Lovely song - sounds more Edwardian (early part of 20th c, if Americans don't use this word) than 1950s - though it may have been written for a mother who was young in the 1900s, maybe. My grandmother used to sing the popular Edwardian song "I like a nice cup of tea in the morning..." which went on to describe the six or so following cups of tea the singer had during the day! Not quite as poetic as the violets song but it has an atmosphere of that time.

Re-read the poem and noticed the singer fell in love with the violet-wearer, so it wouldn't have been a mother!

If your readers like gardens look up "Gardens" An Essay on the Human Condition by Robert Pogue
Harrison. Paperback University of Chicago Press. From the gardens of ancient philosophers to the gardens of homeless people in New York. He show again and again, the garden has served as a check against the destruction and losses of history. Also he has an excellent chapter on The Garden School of Epicurus explaining chief amount Epicurean virtues is friendship. Harrison point out that unlike other arts such as painting, you enter into a garden and become very much a part of it. You and nature.

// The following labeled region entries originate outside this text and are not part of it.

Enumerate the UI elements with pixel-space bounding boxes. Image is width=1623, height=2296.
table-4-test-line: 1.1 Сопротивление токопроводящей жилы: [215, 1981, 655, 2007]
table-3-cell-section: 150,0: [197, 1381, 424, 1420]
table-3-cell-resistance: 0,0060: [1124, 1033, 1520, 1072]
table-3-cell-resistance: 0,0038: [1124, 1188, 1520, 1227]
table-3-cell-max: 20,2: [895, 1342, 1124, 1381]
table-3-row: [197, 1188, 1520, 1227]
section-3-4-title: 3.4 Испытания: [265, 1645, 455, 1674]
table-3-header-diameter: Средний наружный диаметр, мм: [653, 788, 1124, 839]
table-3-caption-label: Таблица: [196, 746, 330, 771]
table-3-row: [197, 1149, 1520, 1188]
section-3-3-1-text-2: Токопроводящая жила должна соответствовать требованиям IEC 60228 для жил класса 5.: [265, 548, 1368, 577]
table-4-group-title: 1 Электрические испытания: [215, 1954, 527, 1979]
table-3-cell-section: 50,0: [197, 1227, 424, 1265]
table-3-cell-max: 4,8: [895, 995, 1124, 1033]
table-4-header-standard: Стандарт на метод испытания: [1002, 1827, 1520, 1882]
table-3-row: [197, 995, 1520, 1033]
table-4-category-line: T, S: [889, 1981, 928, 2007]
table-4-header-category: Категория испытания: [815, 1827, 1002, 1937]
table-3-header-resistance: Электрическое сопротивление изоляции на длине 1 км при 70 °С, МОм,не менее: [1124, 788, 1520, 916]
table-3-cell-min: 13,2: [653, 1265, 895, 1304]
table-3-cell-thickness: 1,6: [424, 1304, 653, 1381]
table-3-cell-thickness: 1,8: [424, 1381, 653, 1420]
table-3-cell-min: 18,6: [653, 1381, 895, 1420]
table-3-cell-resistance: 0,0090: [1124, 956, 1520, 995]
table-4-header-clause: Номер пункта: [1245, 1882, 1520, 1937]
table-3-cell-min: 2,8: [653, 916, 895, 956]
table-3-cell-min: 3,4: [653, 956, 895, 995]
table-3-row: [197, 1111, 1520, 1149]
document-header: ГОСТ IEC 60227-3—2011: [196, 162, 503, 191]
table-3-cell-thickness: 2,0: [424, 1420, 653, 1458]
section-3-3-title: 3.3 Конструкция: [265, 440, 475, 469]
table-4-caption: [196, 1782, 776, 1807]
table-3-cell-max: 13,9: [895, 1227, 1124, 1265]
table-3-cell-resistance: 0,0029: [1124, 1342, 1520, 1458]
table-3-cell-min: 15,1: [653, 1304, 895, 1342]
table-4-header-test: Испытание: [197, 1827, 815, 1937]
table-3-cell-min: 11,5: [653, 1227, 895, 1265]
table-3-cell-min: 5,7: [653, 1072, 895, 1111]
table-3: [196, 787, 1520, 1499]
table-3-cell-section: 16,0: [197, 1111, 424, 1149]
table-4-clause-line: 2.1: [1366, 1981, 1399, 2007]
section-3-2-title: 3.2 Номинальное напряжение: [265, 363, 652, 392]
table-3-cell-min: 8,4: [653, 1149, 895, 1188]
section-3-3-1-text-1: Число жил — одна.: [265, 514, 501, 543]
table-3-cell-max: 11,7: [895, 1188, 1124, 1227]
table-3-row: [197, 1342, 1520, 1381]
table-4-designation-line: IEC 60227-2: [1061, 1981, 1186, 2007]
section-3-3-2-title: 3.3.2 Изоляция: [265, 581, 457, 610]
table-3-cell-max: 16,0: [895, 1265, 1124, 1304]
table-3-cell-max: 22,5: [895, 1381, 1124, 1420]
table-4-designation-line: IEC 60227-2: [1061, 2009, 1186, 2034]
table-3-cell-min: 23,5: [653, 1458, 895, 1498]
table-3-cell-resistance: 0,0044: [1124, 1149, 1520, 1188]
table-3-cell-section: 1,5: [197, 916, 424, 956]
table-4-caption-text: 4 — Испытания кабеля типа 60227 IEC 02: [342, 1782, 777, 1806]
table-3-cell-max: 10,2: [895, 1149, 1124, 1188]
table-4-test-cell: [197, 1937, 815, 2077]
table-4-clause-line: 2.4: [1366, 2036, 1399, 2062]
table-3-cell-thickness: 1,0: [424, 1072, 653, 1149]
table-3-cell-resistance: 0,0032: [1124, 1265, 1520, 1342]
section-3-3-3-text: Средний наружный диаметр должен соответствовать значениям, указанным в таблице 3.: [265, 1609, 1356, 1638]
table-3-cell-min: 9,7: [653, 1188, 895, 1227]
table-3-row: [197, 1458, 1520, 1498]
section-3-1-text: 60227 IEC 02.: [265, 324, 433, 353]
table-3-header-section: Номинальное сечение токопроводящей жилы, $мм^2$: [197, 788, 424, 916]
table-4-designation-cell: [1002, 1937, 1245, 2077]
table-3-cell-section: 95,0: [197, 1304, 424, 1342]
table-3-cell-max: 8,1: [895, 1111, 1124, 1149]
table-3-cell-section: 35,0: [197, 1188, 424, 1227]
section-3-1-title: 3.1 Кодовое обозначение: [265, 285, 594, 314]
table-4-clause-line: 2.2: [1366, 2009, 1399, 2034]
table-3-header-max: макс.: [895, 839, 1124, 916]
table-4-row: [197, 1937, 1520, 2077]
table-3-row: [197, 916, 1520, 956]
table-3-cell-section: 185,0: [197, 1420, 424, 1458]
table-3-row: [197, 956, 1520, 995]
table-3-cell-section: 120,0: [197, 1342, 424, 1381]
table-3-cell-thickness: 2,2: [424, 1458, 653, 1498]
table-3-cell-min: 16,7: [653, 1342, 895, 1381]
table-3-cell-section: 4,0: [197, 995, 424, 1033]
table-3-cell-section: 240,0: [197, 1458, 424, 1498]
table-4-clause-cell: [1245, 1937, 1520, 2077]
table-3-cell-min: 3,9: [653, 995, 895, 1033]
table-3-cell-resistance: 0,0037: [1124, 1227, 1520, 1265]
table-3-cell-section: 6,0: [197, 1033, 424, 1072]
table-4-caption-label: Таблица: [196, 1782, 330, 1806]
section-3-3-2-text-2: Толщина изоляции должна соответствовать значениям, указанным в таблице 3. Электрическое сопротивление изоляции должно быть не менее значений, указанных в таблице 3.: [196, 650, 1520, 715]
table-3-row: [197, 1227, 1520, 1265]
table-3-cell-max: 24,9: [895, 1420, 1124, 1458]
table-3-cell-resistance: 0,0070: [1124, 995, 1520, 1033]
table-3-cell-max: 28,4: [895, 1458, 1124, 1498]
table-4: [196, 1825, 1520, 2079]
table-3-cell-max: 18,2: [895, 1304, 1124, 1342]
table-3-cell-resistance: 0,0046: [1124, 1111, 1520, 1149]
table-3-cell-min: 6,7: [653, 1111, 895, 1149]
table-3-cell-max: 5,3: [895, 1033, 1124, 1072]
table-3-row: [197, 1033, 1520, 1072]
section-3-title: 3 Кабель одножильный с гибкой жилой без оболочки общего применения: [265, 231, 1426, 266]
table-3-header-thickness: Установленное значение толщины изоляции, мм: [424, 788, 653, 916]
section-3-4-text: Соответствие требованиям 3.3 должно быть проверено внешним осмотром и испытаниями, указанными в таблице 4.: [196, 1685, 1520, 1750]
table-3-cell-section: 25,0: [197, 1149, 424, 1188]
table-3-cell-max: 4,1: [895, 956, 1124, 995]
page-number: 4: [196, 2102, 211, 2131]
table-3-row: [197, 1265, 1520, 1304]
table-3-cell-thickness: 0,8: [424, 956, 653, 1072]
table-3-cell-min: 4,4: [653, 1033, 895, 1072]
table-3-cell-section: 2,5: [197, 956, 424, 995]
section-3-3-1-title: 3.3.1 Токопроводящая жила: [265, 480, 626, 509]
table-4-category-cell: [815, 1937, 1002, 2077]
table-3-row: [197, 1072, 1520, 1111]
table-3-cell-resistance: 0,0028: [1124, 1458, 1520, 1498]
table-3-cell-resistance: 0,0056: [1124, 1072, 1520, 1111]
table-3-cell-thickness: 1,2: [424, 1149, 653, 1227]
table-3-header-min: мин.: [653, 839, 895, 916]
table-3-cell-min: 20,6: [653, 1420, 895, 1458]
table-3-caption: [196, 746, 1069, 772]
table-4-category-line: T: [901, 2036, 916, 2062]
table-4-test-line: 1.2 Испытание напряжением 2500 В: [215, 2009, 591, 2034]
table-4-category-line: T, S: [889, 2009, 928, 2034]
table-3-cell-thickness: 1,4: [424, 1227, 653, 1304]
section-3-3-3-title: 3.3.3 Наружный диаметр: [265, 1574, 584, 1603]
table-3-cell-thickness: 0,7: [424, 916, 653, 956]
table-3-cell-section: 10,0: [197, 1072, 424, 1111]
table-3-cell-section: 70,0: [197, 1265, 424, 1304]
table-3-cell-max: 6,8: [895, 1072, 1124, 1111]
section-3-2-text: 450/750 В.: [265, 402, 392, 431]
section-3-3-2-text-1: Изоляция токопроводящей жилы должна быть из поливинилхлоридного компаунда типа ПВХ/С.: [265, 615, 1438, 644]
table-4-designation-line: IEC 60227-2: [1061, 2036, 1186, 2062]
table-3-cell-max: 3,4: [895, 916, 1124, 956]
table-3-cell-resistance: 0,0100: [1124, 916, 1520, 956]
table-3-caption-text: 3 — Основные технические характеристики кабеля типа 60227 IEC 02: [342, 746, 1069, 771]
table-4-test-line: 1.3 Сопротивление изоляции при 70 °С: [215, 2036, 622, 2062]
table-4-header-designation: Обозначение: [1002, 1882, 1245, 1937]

Thanks, Kat, Rachel, Mary.

Vivien: The song was written by Thomas Adair and Matt Dennis is 1941, so it would have had those bittersweet wartime associations for my mother. And I'm sure she always heard the Frank Sinatra version in her head -- she was a big Sinatra fan. I actually remember part of that tea song - must be my grandmother, an avid tea drinker herself, knew it!

Hal: I will definitely look up the Pogue book, sounds perfect for me, with lots to write about here. Thank you. I felt the Epicurian virtue very strongly today as I worked in my garden, stopping to chat every now and then with my fellow gardeners, all of us intoxicated with the spring and the beauty around us. I love the quality of gardens as living sculpture, art that we - as you say - enter into and become part of.

Oh, that is sweet. The whole idea of wearing furs and pinning violets to them seems so impossibly far away and romantic, doesn't it? I have lots of violets in my yard and in the wildflower garden and mixed in with hostas. I love those big heart-shaped leaves and the white or purple or streaked flowers.

Hi Beth, Also a Frank Sinatra fan I could hear him singing it in my head while I read your lyrics. I also grow violets here in Turkey but they start to bloom in late December and are over by late February. Climate makes all the difference.

There was only one Frank Sinatra!

Thank you for sharing peeks into your spring. Mother's are special and it is clear memories of her are good.

Thank you for sharing.

My comment on the "Gardens" book had a line brake leaving the impression that the author's last name was Pogue.....it's Harrison. Robert Pogue Harrison. He is a professor of Italian at Stanford University.
Sorry.

Very beautiful, thanks.

Somehow I've never come across 'Violets For Your Furs' before. What excellent taste in popular music your mother had, Beth. My mother's all-time favourite was Bing Crosby singing 'My Melancholy Baby'. A reminder to those of growing up through the '60s/'70s that we didn't invent popular music of class, style and substance!

Beth,lovely post and pictures.
I'm a Sinatra fan too but never heard this song until now - here is Ol' Blue Eyes voice on YouTube singing it:
http://www.youtube.com/watch?v=ZrvE8s1IeW0&feature=related

Wish I could hear you playing it on the piano!